Too bad he had to through in all the old arguments about fighting a grappler that have been knocked down time and time again...
Soft surfaces favour the guy on the bottom. Generally this means the weaker grappler.
Soft surfaces are for your protection if you get thrown, a throw is a grappling technique.
Eyes, throat, etc are targets that are most often useable in close, on the ground or possibly even in a clinch. Ranges that involve grappling, and yes, grapplers are capable of hitting too. And if someone is in control of you on the ground they are the ones in a position to be able too hit, not you.

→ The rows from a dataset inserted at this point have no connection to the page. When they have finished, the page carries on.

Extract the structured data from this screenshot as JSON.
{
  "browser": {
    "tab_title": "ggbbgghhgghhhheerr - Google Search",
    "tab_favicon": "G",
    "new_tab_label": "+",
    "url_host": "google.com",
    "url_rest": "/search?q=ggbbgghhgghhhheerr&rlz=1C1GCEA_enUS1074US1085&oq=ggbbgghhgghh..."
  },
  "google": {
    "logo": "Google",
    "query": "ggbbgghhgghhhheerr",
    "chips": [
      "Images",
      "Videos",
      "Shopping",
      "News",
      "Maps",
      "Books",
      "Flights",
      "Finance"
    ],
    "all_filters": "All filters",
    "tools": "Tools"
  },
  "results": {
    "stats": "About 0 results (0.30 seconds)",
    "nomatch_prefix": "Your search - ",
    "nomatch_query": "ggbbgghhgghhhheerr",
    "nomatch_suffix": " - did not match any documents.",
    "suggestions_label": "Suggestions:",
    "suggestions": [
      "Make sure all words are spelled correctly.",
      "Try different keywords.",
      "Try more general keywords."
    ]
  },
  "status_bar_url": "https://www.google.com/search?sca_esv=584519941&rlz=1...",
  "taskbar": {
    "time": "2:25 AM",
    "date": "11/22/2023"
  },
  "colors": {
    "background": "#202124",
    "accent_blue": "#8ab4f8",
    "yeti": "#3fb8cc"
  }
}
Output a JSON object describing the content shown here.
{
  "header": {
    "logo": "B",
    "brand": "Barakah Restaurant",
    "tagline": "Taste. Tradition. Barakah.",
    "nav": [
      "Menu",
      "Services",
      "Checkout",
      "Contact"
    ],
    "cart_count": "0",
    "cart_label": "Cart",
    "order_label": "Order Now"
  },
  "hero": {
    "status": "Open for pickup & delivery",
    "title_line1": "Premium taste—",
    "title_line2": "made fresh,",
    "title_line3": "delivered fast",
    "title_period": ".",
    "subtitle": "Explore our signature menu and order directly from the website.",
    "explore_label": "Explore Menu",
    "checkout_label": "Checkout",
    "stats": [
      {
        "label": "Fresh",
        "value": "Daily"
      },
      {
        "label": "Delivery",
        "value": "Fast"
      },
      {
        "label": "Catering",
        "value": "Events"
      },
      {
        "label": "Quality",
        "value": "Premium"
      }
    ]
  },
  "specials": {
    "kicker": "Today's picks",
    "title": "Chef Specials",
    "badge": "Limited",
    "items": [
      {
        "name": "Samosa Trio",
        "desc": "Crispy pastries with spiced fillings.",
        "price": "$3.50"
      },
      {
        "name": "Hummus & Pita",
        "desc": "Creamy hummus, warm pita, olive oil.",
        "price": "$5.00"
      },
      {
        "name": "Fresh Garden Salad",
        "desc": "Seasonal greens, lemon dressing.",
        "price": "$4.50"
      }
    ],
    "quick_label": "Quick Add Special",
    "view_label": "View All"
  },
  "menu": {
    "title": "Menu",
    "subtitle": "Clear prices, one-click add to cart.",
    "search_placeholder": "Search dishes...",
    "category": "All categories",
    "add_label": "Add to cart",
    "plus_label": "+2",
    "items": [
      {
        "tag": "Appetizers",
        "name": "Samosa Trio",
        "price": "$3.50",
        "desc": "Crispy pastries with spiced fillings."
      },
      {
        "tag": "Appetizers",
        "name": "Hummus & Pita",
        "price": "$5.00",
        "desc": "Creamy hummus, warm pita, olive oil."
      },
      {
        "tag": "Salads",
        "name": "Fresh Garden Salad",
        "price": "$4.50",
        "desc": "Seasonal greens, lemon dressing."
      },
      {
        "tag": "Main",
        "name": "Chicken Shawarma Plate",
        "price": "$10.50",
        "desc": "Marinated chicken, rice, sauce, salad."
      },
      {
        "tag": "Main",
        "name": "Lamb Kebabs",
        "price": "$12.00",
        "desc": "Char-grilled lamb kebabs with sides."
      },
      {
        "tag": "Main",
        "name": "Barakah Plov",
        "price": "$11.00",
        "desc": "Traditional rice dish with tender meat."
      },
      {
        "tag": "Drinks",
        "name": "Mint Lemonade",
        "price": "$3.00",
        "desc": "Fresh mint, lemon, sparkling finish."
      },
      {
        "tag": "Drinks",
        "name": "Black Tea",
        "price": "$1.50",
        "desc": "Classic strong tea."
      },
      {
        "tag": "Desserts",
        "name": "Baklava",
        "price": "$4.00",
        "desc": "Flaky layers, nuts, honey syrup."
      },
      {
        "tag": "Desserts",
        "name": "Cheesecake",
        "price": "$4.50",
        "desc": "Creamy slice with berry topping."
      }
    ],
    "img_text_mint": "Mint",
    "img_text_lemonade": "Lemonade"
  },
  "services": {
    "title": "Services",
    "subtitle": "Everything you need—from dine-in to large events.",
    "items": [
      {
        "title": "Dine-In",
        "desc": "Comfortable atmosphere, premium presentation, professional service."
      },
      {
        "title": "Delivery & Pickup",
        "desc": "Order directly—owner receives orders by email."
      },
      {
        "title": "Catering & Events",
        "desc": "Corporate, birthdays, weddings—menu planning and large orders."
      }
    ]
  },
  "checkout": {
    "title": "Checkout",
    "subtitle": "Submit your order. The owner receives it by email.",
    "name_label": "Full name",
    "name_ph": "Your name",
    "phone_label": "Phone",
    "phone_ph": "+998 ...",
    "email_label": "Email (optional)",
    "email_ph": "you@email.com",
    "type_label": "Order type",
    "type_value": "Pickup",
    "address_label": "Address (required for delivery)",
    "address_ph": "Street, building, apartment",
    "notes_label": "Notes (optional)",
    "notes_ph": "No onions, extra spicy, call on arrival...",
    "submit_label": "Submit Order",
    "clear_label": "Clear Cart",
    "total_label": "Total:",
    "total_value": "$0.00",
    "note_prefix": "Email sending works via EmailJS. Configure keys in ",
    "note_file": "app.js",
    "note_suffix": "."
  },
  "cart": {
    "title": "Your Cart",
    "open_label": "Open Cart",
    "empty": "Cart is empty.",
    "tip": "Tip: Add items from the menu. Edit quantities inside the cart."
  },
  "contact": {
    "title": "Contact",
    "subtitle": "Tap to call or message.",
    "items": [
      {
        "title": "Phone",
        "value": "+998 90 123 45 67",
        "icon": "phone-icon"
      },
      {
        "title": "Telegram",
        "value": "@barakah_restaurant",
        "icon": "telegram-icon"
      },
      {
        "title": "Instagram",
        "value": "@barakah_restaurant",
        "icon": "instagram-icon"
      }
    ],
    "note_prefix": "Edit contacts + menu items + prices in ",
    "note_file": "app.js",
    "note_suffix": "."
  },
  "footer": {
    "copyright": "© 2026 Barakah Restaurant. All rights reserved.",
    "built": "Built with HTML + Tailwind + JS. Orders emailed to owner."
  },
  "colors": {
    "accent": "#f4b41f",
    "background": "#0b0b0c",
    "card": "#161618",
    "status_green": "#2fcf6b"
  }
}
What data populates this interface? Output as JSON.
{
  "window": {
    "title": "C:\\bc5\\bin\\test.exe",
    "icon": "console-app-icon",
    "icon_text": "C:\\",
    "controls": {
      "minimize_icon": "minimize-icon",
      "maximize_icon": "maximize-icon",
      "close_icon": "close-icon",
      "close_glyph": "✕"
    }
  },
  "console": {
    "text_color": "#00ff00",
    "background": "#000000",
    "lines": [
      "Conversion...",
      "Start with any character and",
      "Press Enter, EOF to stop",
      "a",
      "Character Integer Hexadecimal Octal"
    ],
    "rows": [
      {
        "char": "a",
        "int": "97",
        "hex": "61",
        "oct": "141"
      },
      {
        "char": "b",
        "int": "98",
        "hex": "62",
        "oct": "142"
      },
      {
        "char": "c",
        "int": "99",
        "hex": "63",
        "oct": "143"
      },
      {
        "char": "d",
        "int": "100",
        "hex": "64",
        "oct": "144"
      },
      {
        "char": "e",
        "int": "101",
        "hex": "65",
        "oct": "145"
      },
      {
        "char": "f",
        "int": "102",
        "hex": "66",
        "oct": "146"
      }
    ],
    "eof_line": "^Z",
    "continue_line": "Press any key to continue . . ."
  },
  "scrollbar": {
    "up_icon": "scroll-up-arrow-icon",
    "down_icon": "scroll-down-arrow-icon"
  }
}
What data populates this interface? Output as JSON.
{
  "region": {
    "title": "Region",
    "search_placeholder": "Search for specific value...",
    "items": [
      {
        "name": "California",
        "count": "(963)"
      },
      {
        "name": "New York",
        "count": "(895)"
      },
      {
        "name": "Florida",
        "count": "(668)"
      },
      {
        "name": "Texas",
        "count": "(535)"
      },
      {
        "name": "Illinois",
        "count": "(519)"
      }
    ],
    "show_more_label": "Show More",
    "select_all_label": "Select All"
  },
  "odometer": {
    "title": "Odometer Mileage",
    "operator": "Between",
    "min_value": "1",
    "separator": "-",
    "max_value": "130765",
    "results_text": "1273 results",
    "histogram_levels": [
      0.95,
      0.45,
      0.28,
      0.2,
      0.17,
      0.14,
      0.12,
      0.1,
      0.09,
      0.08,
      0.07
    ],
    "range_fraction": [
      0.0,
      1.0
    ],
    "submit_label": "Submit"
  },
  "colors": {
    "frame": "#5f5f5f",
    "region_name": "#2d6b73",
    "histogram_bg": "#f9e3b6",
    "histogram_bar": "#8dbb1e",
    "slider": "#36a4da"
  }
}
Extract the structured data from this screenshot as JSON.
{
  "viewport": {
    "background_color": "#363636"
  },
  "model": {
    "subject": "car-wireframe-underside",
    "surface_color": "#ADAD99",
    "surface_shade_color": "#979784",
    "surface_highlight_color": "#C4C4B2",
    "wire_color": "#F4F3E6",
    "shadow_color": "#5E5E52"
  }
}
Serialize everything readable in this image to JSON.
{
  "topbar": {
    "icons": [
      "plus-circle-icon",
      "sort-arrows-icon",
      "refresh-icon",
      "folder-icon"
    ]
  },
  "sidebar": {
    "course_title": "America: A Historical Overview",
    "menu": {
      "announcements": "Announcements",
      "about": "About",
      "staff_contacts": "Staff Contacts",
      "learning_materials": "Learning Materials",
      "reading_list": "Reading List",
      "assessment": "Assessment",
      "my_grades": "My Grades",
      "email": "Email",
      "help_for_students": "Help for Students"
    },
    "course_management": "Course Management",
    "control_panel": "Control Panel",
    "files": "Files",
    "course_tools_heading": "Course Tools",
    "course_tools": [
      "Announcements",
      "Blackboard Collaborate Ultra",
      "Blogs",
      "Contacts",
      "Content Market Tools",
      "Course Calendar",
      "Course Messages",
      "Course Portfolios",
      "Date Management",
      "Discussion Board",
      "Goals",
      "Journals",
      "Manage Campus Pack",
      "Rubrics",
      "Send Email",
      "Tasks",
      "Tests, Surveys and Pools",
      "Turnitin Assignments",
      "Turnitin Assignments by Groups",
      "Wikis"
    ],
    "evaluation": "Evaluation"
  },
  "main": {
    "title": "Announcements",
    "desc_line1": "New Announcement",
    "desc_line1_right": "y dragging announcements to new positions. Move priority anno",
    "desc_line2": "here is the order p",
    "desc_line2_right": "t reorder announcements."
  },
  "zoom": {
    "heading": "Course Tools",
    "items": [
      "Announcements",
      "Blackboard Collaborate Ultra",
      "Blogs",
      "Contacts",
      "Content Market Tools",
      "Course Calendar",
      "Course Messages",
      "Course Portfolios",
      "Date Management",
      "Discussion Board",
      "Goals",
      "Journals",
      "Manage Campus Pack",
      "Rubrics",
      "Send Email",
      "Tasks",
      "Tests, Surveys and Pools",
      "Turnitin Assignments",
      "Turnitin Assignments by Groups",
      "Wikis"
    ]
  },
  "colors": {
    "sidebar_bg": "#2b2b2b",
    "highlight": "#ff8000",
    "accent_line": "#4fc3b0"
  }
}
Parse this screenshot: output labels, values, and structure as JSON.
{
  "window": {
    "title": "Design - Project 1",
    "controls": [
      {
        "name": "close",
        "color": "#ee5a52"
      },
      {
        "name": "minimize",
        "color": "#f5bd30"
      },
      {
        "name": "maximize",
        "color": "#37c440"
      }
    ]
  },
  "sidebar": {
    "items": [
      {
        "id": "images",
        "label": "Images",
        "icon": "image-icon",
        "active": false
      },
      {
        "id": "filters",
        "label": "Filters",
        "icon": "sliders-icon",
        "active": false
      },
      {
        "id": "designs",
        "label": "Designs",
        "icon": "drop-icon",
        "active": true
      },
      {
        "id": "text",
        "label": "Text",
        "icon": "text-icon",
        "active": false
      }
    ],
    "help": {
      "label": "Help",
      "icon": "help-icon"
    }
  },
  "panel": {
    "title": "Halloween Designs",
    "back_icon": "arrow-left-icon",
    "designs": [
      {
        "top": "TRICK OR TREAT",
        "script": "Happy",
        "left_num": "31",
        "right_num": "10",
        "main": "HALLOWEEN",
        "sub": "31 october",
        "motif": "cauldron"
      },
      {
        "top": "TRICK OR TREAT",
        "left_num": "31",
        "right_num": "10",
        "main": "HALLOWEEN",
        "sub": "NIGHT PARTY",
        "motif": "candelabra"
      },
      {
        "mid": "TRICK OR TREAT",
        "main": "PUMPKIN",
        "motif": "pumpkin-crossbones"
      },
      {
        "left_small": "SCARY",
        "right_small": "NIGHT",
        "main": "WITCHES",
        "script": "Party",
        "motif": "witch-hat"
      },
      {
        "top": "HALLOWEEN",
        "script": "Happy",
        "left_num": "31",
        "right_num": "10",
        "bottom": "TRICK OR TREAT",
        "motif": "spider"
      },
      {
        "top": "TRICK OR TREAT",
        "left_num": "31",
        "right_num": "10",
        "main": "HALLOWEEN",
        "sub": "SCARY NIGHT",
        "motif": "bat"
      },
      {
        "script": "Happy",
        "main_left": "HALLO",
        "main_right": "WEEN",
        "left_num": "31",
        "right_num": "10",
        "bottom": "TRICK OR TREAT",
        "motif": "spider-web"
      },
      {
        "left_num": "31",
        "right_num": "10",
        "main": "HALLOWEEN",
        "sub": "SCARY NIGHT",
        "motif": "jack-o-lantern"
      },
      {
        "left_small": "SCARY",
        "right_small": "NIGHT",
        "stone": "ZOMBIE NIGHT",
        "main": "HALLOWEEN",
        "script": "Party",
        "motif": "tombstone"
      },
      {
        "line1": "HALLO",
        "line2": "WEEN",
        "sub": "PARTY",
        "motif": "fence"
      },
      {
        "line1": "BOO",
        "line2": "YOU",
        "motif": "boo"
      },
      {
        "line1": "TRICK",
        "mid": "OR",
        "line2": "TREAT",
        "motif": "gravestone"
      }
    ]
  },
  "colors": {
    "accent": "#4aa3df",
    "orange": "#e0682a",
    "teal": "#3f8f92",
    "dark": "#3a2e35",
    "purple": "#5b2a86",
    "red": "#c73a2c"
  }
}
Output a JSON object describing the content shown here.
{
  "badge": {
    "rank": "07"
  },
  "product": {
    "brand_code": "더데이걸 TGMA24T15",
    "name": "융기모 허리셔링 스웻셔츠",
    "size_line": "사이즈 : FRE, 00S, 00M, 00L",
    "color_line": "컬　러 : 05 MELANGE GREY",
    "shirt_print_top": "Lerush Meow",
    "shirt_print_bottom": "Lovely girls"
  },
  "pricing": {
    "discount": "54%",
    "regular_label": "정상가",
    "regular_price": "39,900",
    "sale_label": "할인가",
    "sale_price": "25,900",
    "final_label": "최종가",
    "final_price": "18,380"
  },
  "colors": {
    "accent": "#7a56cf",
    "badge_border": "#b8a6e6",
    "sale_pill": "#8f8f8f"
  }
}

It all comes down to this strange seperation that striking only guys have come up with, that seperates grappling from striking. They are not seperate. Is someone takeing you down, planting there knee in your belly and raining down punches grappling or striking?
Seperated/Footwork
Clinch
Ground
Three ranges, three types of movement. In all of them you can punch or use grappling techniques to change the position or look for submission. Grappling is just an expansion of footwork. It is about controlling position and angles. Putting yourself in a better position to do your stuff then the other guy. No grappling means putting sever restrictions on positional play, remove the restrictions and someone with better positional work will likely win.
Think of it this way.
Teach a group of people to box. But don't let them move. They just have to stand in one spot and box. Teach another group to box, but spend a good deal of time teaching footwork. Teach them to enter, hit, get out. Teach them to set up angles and stay off angle from the other guy.
Now put them in the ring. The guys that spent all there time punching without moving are going to likely have better hands, but they will get picked apart.
Same thing happens when you don't teach people to fight and position themselves in a clinch or on the ground.